Fashion Week in New York, sponsored by Mercedes Benz, has been good for brands catering to the rich. “Business this season has been strong at Bergdorf Goodman…statistics indicate that this is true throughout the entire luxury-goods sector.”

This is quite different from the majority of American households where the number of people living below the poverty line hit 46 million last year.

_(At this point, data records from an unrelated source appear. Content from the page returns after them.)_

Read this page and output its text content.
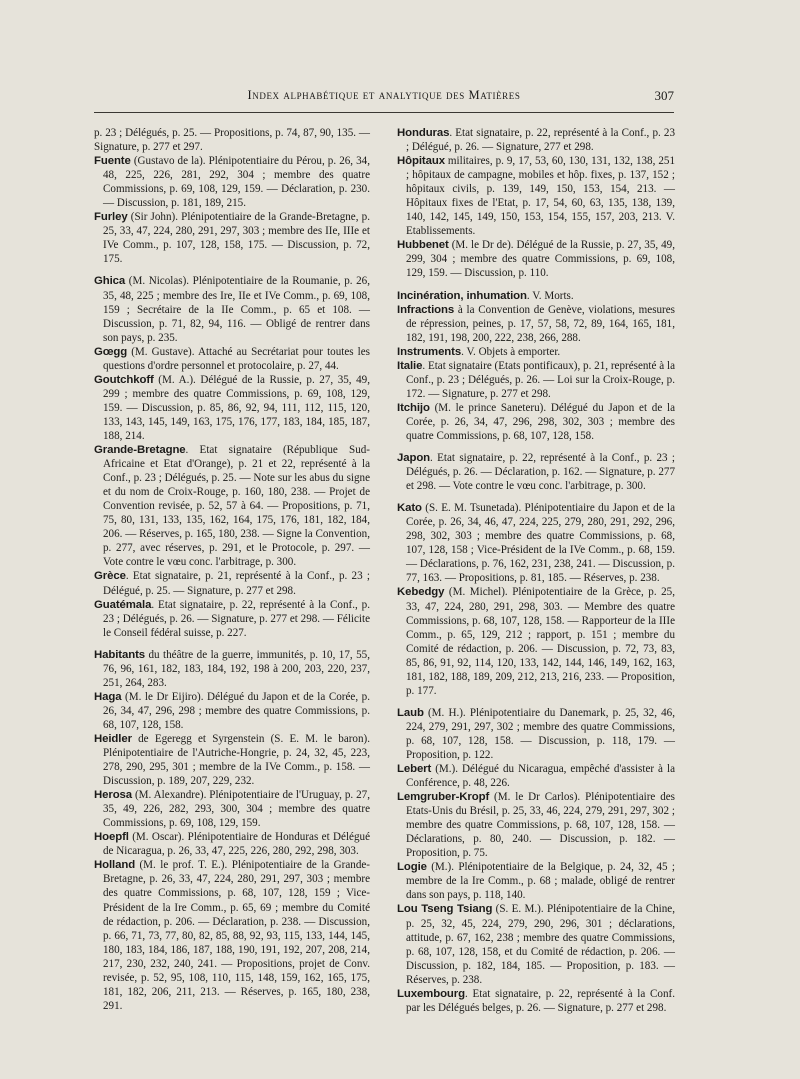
Index alphabétique et analytique des Matières	307

p. 23 ; Délégués, p. 25. — Propositions, p. 74, 87, 90, 135. — Signature, p. 277 et 297.

Fuente (Gustavo de la). Plénipotentiaire du Pérou, p. 26, 34, 48, 225, 226, 281, 292, 304 ; membre des quatre Commissions, p. 69, 108, 129, 159. — Déclaration, p. 230. — Discussion, p. 181, 189, 215.

Furley (Sir John). Plénipotentiaire de la Grande-Bretagne, p. 25, 33, 47, 224, 280, 291, 297, 303 ; membre des IIe, IIIe et IVe Comm., p. 107, 128, 158, 175. — Discussion, p. 72, 175.

Ghica (M. Nicolas). Plénipotentiaire de la Roumanie, p. 26, 35, 48, 225 ; membre des Ire, IIe et IVe Comm., p. 69, 108, 159 ; Secrétaire de la IIe Comm., p. 65 et 108. — Discussion, p. 71, 82, 94, 116. — Obligé de rentrer dans son pays, p. 235.

Gœgg (M. Gustave). Attaché au Secrétariat pour toutes les questions d'ordre personnel et protocolaire, p. 27, 44.

Goutchkoff (M. A.). Délégué de la Russie, p. 27, 35, 49, 299 ; membre des quatre Commissions, p. 69, 108, 129, 159. — Discussion, p. 85, 86, 92, 94, 111, 112, 115, 120, 133, 143, 145, 149, 163, 175, 176, 177, 183, 184, 185, 187, 188, 214.

Grande-Bretagne. Etat signataire (République Sud-Africaine et Etat d'Orange), p. 21 et 22, représenté à la Conf., p. 23 ; Délégués, p. 25. — Note sur les abus du signe et du nom de Croix-Rouge, p. 160, 180, 238. — Projet de Convention revisée, p. 52, 57 à 64. — Propositions, p. 71, 75, 80, 131, 133, 135, 162, 164, 175, 176, 181, 182, 184, 206. — Réserves, p. 165, 180, 238. — Signe la Convention, p. 277, avec réserves, p. 291, et le Protocole, p. 297. — Vote contre le vœu conc. l'arbitrage, p. 300.

Grèce. Etat signataire, p. 21, représenté à la Conf., p. 23 ; Délégué, p. 25. — Signature, p. 277 et 298.

Guatémala. Etat signataire, p. 22, représenté à la Conf., p. 23 ; Délégués, p. 26. — Signature, p. 277 et 298. — Félicite le Conseil fédéral suisse, p. 227.

Habitants du théâtre de la guerre, immunités, p. 10, 17, 55, 76, 96, 161, 182, 183, 184, 192, 198 à 200, 203, 220, 237, 251, 264, 283.

Haga (M. le Dr Eijiro). Délégué du Japon et de la Corée, p. 26, 34, 47, 296, 298 ; membre des quatre Commissions, p. 68, 107, 128, 158.

Heidler de Egeregg et Syrgenstein (S. E. M. le baron). Plénipotentiaire de l'Autriche-Hongrie, p. 24, 32, 45, 223, 278, 290, 295, 301 ; membre de la IVe Comm., p. 158. — Discussion, p. 189, 207, 229, 232.

Herosa (M. Alexandre). Plénipotentiaire de l'Uruguay, p. 27, 35, 49, 226, 282, 293, 300, 304 ; membre des quatre Commissions, p. 69, 108, 129, 159.

Hoepfl (M. Oscar). Plénipotentiaire de Honduras et Délégué de Nicaragua, p. 26, 33, 47, 225, 226, 280, 292, 298, 303.

Holland (M. le prof. T. E.). Plénipotentiaire de la Grande-Bretagne, p. 26, 33, 47, 224, 280, 291, 297, 303 ; membre des quatre Commissions, p. 68, 107, 128, 159 ; Vice-Président de la Ire Comm., p. 65, 69 ; membre du Comité de rédaction, p. 206. — Déclaration, p. 238. — Discussion, p. 66, 71, 73, 77, 80, 82, 85, 88, 92, 93, 115, 133, 144, 145, 180, 183, 184, 186, 187, 188, 190, 191, 192, 207, 208, 214, 217, 230, 232, 240, 241. — Propositions, projet de Conv. revisée, p. 52, 95, 108, 110, 115, 148, 159, 162, 165, 175, 181, 182, 206, 211, 213. — Réserves, p. 165, 180, 238, 291.

Honduras. Etat signataire, p. 22, représenté à la Conf., p. 23 ; Délégué, p. 26. — Signature, 277 et 298.

Hôpitaux militaires, p. 9, 17, 53, 60, 130, 131, 132, 138, 251 ; hôpitaux de campagne, mobiles et hôp. fixes, p. 137, 152 ; hôpitaux civils, p. 139, 149, 150, 153, 154, 213. — Hôpitaux fixes de l'Etat, p. 17, 54, 60, 63, 135, 138, 139, 140, 142, 145, 149, 150, 153, 154, 155, 157, 203, 213. V. Etablissements.

Hubbenet (M. le Dr de). Délégué de la Russie, p. 27, 35, 49, 299, 304 ; membre des quatre Commissions, p. 69, 108, 129, 159. — Discussion, p. 110.

Incinération, inhumation. V. Morts.

Infractions à la Convention de Genève, violations, mesures de répression, peines, p. 17, 57, 58, 72, 89, 164, 165, 181, 182, 191, 198, 200, 222, 238, 266, 288.

Instruments. V. Objets à emporter.

Italie. Etat signataire (Etats pontificaux), p. 21, représenté à la Conf., p. 23 ; Délégués, p. 26. — Loi sur la Croix-Rouge, p. 172. — Signature, p. 277 et 298.

Itchijo (M. le prince Saneteru). Délégué du Japon et de la Corée, p. 26, 34, 47, 296, 298, 302, 303 ; membre des quatre Commissions, p. 68, 107, 128, 158.

Japon. Etat signataire, p. 22, représenté à la Conf., p. 23 ; Délégués, p. 26. — Déclaration, p. 162. — Signature, p. 277 et 298. — Vote contre le vœu conc. l'arbitrage, p. 300.

Kato (S. E. M. Tsunetada). Plénipotentiaire du Japon et de la Corée, p. 26, 34, 46, 47, 224, 225, 279, 280, 291, 292, 296, 298, 302, 303 ; membre des quatre Commissions, p. 68, 107, 128, 158 ; Vice-Président de la IVe Comm., p. 68, 159. — Déclarations, p. 76, 162, 231, 238, 241. — Discussion, p. 77, 163. — Propositions, p. 81, 185. — Réserves, p. 238.

Kebedgy (M. Michel). Plénipotentiaire de la Grèce, p. 25, 33, 47, 224, 280, 291, 298, 303. — Membre des quatre Commissions, p. 68, 107, 128, 158. — Rapporteur de la IIIe Comm., p. 65, 129, 212 ; rapport, p. 151 ; membre du Comité de rédaction, p. 206. — Discussion, p. 72, 73, 83, 85, 86, 91, 92, 114, 120, 133, 142, 144, 146, 149, 162, 163, 181, 182, 188, 189, 209, 212, 213, 216, 233. — Proposition, p. 177.

Laub (M. H.). Plénipotentiaire du Danemark, p. 25, 32, 46, 224, 279, 291, 297, 302 ; membre des quatre Commissions, p. 68, 107, 128, 158. — Discussion, p. 118, 179. — Proposition, p. 122.

Lebert (M.). Délégué du Nicaragua, empêché d'assister à la Conférence, p. 48, 226.

Lemgruber-Kropf (M. le Dr Carlos). Plénipotentiaire des Etats-Unis du Brésil, p. 25, 33, 46, 224, 279, 291, 297, 302 ; membre des quatre Commissions, p. 68, 107, 128, 158. — Déclarations, p. 80, 240. — Discussion, p. 182. — Proposition, p. 75.

Logie (M.). Plénipotentiaire de la Belgique, p. 24, 32, 45 ; membre de la Ire Comm., p. 68 ; malade, obligé de rentrer dans son pays, p. 118, 140.

Lou Tseng Tsiang (S. E. M.). Plénipotentiaire de la Chine, p. 25, 32, 45, 224, 279, 290, 296, 301 ; déclarations, attitude, p. 67, 162, 238 ; membre des quatre Commissions, p. 68, 107, 128, 158, et du Comité de rédaction, p. 206. — Discussion, p. 182, 184, 185. — Proposition, p. 183. — Réserves, p. 238.

Luxembourg. Etat signataire, p. 22, représenté à la Conf. par les Délégués belges, p. 26. — Signature, p. 277 et 298.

Regardless of the rest of the country, the rich people were conspicuously on display throughout Fashion Week. No where was this more evident than the “Nutty Bubble.”The “Nutty Bubble” is a term used to describe the high-end consumers who have flocked to Lincoln Center tents where luxury retailers showcase their extravagantly priced wares during fashion week.  These are the Manhattan denizens who don’t ride the subway because it’s “icky.” Guy Trebay summed up the lavish atmosphere:

By the time the 100th Birkin bag has strolled past, it seems normal that a person might spend $8,000, the starter price for this Hermès classic, on a handbag. It stops being odd when one hears a person boast of having snagged a pair of high-waist Yves Saint Laurent trousers for just $1,590 online at Net-a-Porter.

According to the same piece, “American households spend on average well under $2,000 a year on clothing,” which wouldn’t be enough for a starter price on a handbag in the Nutty Bubble world.